SOCIETY GUIDELINE LINKS — Links to society and government-sponsored guidelines from selected countries and regions around the world are provided separately. (See "Society guideline links: Gynecologic infectious diseases (non-sexually transmitted)".)

SUMMARY AND RECOMMENDATIONS

Classification – Pathologists have traditionally classified endometritis as either acute or chronic (table 1), which is based on histological findings.

Symptoms alone are not useful for distinguishing these entities since the clinical manifestations of both disorders are similar (abnormal uterine bleeding, pelvic pain, uterine tenderness). An exception is fever: patients with acute endometritis frequently have fever, while it is less common in patients with the chronic process. (See 'Introduction' above.)

Acute endometritis – Acute endometritis in the nonobstetric population is a common component of acute pelvic inflammatory disease (PID); it is usually present along with acute salpingitis. (See 'Pelvic inflammatory disease' above.)

Transcervical gynecologic procedures are an uncommon cause of acute endometritis. For this reason, we suggest not performing tests for chlamydia and gonorrhea before minimally invasive procedures confined to the endometrium (Grade 2C). (See 'Gynecologic procedures' above.)

To prevent postprocedure endometritis, we recommend antibiotic prophylaxis before surgical termination of pregnancy (Grade 1A).
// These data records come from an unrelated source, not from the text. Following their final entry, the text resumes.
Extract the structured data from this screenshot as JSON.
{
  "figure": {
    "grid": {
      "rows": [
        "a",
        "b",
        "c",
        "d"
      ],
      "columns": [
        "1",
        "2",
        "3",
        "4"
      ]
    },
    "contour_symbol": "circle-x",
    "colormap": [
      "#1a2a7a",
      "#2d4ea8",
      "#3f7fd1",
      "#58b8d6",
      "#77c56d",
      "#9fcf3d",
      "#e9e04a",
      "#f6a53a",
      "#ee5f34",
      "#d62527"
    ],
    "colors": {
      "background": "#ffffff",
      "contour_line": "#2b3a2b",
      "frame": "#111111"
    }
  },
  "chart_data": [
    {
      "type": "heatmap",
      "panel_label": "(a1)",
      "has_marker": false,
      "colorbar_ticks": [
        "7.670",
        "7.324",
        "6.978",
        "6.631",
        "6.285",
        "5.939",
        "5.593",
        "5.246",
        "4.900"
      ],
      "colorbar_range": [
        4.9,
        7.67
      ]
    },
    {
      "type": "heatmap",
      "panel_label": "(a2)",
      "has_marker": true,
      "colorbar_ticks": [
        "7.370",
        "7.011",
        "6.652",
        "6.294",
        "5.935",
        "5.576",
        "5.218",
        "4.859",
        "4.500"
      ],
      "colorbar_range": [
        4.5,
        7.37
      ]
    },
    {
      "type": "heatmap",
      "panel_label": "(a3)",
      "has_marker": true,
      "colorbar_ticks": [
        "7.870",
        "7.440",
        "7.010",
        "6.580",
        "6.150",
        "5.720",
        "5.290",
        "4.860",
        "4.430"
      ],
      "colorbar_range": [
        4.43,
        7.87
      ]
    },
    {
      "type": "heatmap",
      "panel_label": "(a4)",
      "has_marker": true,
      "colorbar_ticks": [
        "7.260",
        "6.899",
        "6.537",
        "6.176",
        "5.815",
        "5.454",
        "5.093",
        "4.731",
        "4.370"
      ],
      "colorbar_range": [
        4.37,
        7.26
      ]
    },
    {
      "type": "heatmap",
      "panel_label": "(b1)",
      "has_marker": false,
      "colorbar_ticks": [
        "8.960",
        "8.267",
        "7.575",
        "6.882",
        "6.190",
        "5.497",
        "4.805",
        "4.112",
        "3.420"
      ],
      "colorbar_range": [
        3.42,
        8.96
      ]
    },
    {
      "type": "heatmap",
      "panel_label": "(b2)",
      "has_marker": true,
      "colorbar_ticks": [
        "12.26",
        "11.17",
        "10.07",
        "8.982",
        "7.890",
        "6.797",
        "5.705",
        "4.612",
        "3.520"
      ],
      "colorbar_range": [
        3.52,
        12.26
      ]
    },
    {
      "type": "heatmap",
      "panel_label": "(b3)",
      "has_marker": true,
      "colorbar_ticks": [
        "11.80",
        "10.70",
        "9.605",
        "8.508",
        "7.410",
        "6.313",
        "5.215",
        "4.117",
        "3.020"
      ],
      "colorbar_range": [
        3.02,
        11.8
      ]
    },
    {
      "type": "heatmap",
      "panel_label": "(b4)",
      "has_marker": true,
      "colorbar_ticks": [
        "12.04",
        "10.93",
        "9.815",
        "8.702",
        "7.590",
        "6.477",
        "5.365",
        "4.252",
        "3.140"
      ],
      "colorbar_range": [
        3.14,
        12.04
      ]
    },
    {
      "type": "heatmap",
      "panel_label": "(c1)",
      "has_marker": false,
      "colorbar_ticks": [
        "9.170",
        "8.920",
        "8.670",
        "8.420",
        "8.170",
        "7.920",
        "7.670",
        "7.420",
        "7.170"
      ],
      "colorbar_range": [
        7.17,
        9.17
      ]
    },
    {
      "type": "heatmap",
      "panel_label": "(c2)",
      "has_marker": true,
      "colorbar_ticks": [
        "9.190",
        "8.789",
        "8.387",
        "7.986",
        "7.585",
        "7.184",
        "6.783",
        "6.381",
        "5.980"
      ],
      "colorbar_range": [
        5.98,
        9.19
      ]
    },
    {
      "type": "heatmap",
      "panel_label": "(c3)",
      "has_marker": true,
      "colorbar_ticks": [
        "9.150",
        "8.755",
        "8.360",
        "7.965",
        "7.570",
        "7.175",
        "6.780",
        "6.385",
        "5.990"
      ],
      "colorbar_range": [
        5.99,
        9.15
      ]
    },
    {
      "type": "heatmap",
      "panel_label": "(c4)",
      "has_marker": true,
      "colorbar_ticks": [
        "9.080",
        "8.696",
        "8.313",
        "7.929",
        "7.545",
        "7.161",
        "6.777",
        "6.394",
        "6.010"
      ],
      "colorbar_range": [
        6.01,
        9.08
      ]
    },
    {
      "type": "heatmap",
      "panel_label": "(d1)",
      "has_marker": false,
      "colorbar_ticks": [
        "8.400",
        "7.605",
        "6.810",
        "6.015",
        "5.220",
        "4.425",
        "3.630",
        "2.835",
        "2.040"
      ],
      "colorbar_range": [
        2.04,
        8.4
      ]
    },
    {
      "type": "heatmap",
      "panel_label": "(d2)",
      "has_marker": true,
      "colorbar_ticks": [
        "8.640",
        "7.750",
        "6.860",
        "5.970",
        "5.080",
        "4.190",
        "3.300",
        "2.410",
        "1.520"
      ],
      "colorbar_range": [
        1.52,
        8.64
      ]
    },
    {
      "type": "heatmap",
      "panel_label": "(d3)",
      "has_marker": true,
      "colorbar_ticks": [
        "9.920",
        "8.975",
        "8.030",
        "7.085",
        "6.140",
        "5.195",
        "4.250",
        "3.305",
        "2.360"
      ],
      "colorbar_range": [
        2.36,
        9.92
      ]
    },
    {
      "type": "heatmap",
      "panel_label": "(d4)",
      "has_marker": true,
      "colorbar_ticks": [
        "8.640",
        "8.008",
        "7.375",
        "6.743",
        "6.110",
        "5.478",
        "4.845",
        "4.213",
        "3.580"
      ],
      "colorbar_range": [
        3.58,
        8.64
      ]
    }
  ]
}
We suggest its use before hysterosalpingography or sonohysterography in patients with a history of pelvic infection and after these procedures in those found to have hydrosalpinges (Grade 2C). (See 'Gynecologic procedures' above.)

Chronic endometritis – As many as one-third of nonobstetric patients with chronic endometritis have no identifiable etiology; infection, intrauterine growths/foreign bodies, and radiation therapy account for the remainder. (See 'Chronic endometritis' above.)

In contrast to acute endometritis, many patients with chronic endometritis have no symptoms and a completely normal examination. (See 'Clinical manifestations' above.)

We suggest a course of doxycycline (100 mg orally twice daily for 10 days) for patients with chronic endometritis of unknown etiology (Grade 2C). (See 'Unknown etiology' above.)

Targeted therapy is appropriate when the cause of endometritis is known. (See 'Chronic endometritis' above.)